Financing the AI Boom: Data Centers and Surging Capital Needs
The AI revolution’s hunger for computing power is driving a global data center construction boom—one with material financial and economic implications. McKinsey now estimates that $3.7–$5.2 trillion will be necessary by 2030 for AI-related infrastructure. The world’s largest tech companies—Alphabet, Amazon, Microsoft, Meta—are ramping up both the scale and sophistication of their facilities, often resorting for the first time to large-scale bond issuance or new financing models to fund these multibillion-dollar projects.
OpenAI, in partnership with Oracle and SoftBank, has pledged up to $500 billion for U.S. AI infrastructure over the next four years. Meta Platforms, for instance, secured a record $29 billion in debt and private equity financing in August 2025 to support its Hyperion data center project. The trend extends to property developers and new entrants, intensifying the demand for debt and novel financing tools, including tranches secured by GPUs and rapid growth in data center-related debt securitization—a $30 billion market as of mid-2025.

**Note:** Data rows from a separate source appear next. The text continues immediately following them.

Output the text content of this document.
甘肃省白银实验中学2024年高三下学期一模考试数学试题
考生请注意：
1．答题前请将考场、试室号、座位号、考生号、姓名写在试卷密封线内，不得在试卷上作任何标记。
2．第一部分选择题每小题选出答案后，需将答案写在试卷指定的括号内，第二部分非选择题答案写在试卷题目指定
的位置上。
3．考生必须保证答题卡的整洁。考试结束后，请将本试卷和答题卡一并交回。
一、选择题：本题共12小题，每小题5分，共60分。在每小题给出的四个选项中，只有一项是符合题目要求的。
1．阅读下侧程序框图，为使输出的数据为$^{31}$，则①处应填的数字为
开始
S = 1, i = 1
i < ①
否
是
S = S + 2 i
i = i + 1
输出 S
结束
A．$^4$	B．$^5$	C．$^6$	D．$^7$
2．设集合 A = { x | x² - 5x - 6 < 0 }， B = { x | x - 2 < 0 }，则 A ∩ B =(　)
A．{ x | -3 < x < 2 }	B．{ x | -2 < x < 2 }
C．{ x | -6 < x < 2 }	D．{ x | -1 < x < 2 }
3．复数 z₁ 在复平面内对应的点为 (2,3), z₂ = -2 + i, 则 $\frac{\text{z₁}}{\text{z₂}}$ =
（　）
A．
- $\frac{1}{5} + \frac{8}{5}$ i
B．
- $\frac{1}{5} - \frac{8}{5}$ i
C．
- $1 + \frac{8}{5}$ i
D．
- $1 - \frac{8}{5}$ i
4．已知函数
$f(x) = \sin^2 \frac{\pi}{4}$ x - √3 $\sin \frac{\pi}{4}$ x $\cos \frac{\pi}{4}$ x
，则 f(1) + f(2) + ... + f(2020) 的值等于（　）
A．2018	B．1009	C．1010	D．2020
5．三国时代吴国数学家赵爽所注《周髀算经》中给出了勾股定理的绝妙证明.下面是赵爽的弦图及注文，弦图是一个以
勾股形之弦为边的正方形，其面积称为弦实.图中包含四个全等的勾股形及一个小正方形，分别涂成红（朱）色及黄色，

Such investments are not without risk. Overcapacity, abrupt shifts in technological demand, or rapid obsolescence—echoing the overbuilding of telecom fiber in the late 1990s—could leave infrastructure underutilized or devalued by newer chip advancements. Hyperscalers may bear such shocks, but smaller investors and creditors should beware the financial hazards bound into the AI gold rush.

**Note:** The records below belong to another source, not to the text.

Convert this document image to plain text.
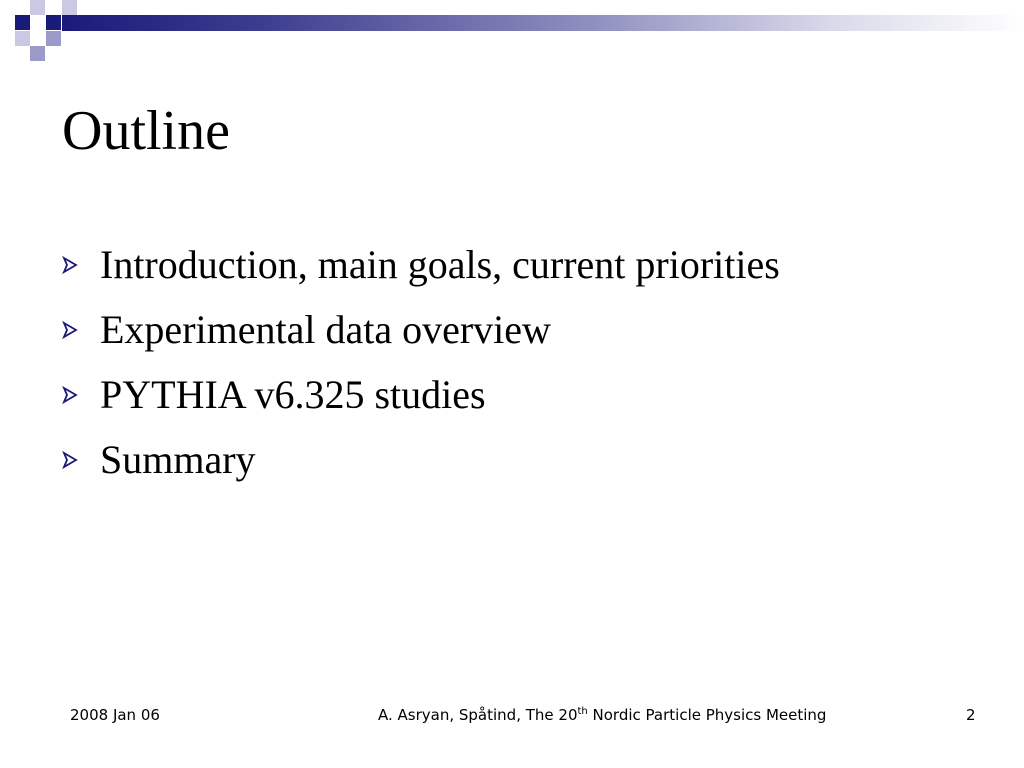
Outline
Introduction, main goals, current priorities
Experimental data overview
PYTHIA v6.325 studies
Summary
2008 Jan 06	A. Asryan, Spåtind, The 20th Nordic Particle Physics Meeting	2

Towards Superintelligence? Reality Check vs. Hype
The prospect of artificial general intelligence (AGI) or even superintelligence has fueled both excitement and anxiety. Mark Zuckerberg, CEO of Meta, recently pronounced that “developing superintelligence is now in sight.” However, some industry veterans caution against excessive optimism. Rodney Brooks, robotics pioneer and MIT professor, warns that current AI advances are still rooted in statistical pattern recognition, not true understanding or autonomous reasoning.
Stanford and MIT studies from 2025 support this cautious view: a report found that 95% of generative AI pilot projects across major enterprises had produced no measurable ROI despite massive investments. While AI tools like Copilot and ChatGPT enhance personal productivity for millions at work, they have yet to spur the profitability and transformative process automation widely anticipated in boardrooms. The technology’s real test will not just be in innovation, but in effective commercial application.

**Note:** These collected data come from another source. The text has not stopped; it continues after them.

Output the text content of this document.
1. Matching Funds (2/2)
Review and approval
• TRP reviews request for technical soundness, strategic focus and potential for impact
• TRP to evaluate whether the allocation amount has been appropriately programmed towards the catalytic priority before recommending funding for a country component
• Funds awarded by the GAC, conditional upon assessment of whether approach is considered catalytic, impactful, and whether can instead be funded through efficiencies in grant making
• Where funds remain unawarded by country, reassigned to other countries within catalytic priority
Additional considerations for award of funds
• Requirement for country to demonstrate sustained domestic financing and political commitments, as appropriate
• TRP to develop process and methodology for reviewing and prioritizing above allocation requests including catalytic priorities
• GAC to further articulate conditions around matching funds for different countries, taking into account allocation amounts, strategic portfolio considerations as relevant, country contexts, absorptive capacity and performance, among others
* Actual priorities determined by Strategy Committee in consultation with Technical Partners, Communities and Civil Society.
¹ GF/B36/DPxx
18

What’s Next for Global AI?
With 2025’s seismic shifts, all eyes are on 2026. OpenAI is expected to debut its first in-house AI chip, reducing reliance on external hardware vendors. The firm’s evolving relationship with NVIDIA—who recently made a $100 billion investment—could alter the power balance in AI hardware and ecosystem development. New chip releases such as NVIDIA’s Rubin promise even greater gains in speed and energy efficiency, while Meta’s multi-gigawatt Prometheus project in Ohio signals relentless infrastructure expansion.
However, the greatest uncertainty remains: will these massive bets on AI pay off? Investors and industry stakeholders must weigh technological breakthroughs against risks of capital misallocation and inflated short-term expectations. If history repeats, overestimating rapid returns may be the biggest risk of all. The coming year will be critical for distinguishing lasting value from temporary hype in the unfolding AI revolution.